Gorelow, Tarasenko und Sewerzew starten an Bord des Raumschiffs Sarja, um an die Orbitalstation Iskra anzudocken. Kosmonaut Bystrow hat die Kontrolle über die Station. Während des Rendezvous fällt das Haupttriebwerk von Sarja aus und verursacht starke Vibrationen. Chefkonstrukteur Oleg Danilowitsch, Einsatzleiter Presnjakow, Flugdirektor Kremnew und Ballistikspezialistin Tatjana Kudrjaschowa suchen nach einer Lösung. Die Spannung im Kontrollzentrum steigt. Presnjakow streitet mit Kremnew darüber, die Besatzung schlafen zu schicken.
Die Lage ist kritisch. Ohne Triebwerk kann die Besatzung nicht zur Erde zurückkehren. Die Missionskontrolle plant, die Station als temporäre Zuflucht zum Raumschiff zu lenken. Die Besatzung müsste einen Monat warten. Gorelov beschließt, das beschädigte Triebwerk manuell für den Abstieg zu starten. Dies birgt ein enormes Explosions- und Überlastungsrisiko. Das Triebwerk hält gerade so lange durch, um das Raumschiff zurück in die Atmosphäre zu bringen. Die Besatzung landet sicher.
Vorbereitung auf einen Flug zum Mars
Das letzte Kapitel spielt in einer fantastischen Zukunft. Drei Teenager – Fedja, Wadim und Natascha – gewinnen im Jahr 2001 einen weltweiten Wettbewerb und dürfen zum Mars fliegen. Fedjas Großmutter, Zoja Petrowna, verbietet ihm die Teilnahme kategorisch. Erst ein schmeichelhafter Anruf eines amerikanischen Korrespondenten lässt sie umstimmen.
Kosmonaut German Titow erteilt den Jugendlichen vor ihrer Mission strenge Anweisungen. Die Kinder nehmen im Raumgleiter Platz. Sie erleben den Start, die Schwerelosigkeit und sehen die Sterne. Über Funk wird die freie Durchfahrt über die Erdgrenzen verkündet. Plötzlich fallen die Navigationssysteme aus.

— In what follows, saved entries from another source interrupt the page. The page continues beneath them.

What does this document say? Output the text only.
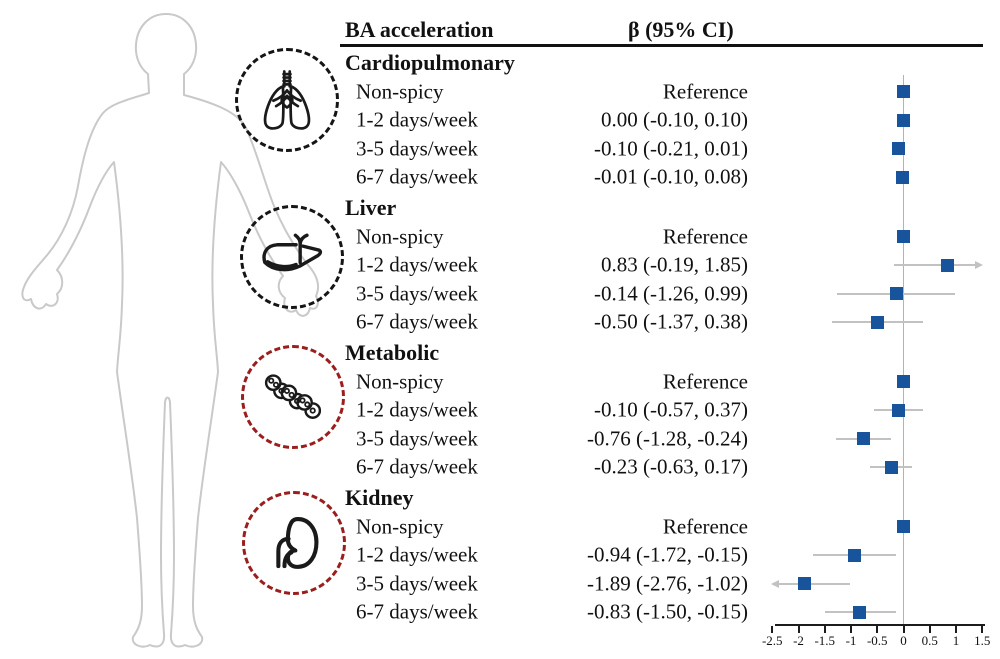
BA acceleration	β (95% CI)
Cardiopulmonary
Non-spicy	Reference
1-2 days/week	0.00 (-0.10, 0.10)
3-5 days/week	-0.10 (-0.21, 0.01)
6-7 days/week	-0.01 (-0.10, 0.08)
Liver
Non-spicy	Reference
1-2 days/week	0.83 (-0.19, 1.85)
3-5 days/week	-0.14 (-1.26, 0.99)
6-7 days/week	-0.50 (-1.37, 0.38)
Metabolic
Non-spicy	Reference
1-2 days/week	-0.10 (-0.57, 0.37)
3-5 days/week	-0.76 (-1.28, -0.24)
6-7 days/week	-0.23 (-0.63, 0.17)
Kidney
Non-spicy	Reference
1-2 days/week	-0.94 (-1.72, -0.15)
3-5 days/week	-1.89 (-2.76, -1.02)
6-7 days/week	-0.83 (-1.50, -0.15)
-2.5 -2 -1.5 -1 -0.5 0	0.5	1	1.5
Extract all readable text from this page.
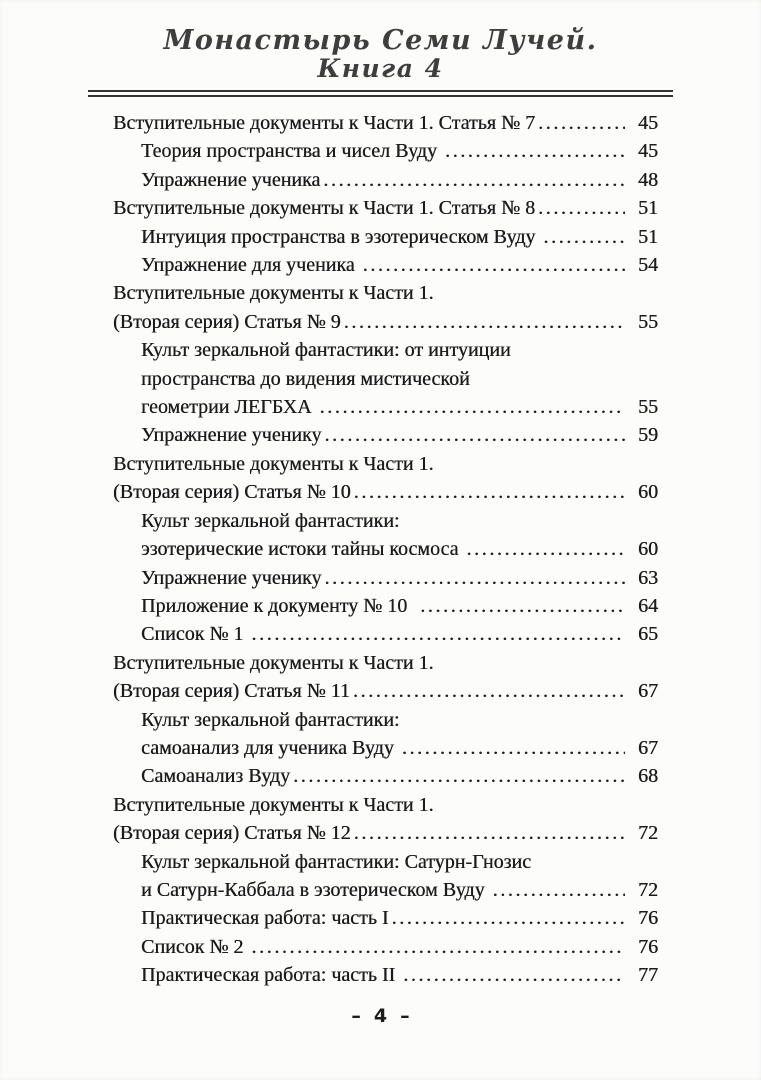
Монастырь Семи Лучей.
Книга 4
Вступительные документы к Части 1. Статья № 7 .....	45
Теория пространства и чисел Вуду .....	45
Упражнение ученика .....	48
Вступительные документы к Части 1. Статья № 8 .....	51
Интуиция пространства в эзотерическом Вуду .....	51
Упражнение для ученика .....	54
Вступительные документы к Части 1.
(Вторая серия) Статья № 9 .....	55
Культ зеркальной фантастики: от интуиции
пространства до видения мистической
геометрии ЛЕГБХА .....	55
Упражнение ученику .....	59
Вступительные документы к Части 1.
(Вторая серия) Статья № 10 .....	60
Культ зеркальной фантастики:
эзотерические истоки тайны космоса .....	60
Упражнение ученику .....	63
Приложение к документу № 10 .....	64
Список № 1 .....	65
Вступительные документы к Части 1.
(Вторая серия) Статья № 11 .....	67
Культ зеркальной фантастики:
самоанализ для ученика Вуду .....	67
Самоанализ Вуду .....	68
Вступительные документы к Части 1.
(Вторая серия) Статья № 12 .....	72
Культ зеркальной фантастики: Сатурн-Гнозис
и Сатурн-Каббала в эзотерическом Вуду .....	72
Практическая работа: часть I .....	76
Список № 2 .....	76
Практическая работа: часть II .....	77
– 4 –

Die Erde befiehlt die sofortige Rückkehr. Die Sterne verschwinden vor den Bullaugen. Die Luke öffnet sich.
Ein Mitarbeiter des Raumfahrtdienstes klärt die verwirrten Teenager auf, dass sie nie geflogen sind. Die Jungen schlendern durch den Zoo, unterhalten sich über einen schlafenden Löwen und sind wütend über die Täuschung. Der gesamte Flug entpuppte sich als komplexe Simulation in einer Druckkammer. Wissenschaftler testeten die psychische Belastbarkeit der Crew in einer Notfallsituation. Fedja gesteht seinen Freunden: Er hat vor dem Start zufällig von der Simulation erfahren. Er hat geschwiegen, um den Test für seine Kameraden nicht zu verderben. Titow lobt den Jungen für seine Gelassenheit. Der eigentliche Flug zum Mars beginnt am 1. September 2001. Die Teenager hören im Weltraum die Neujahrsgrüße der Erde.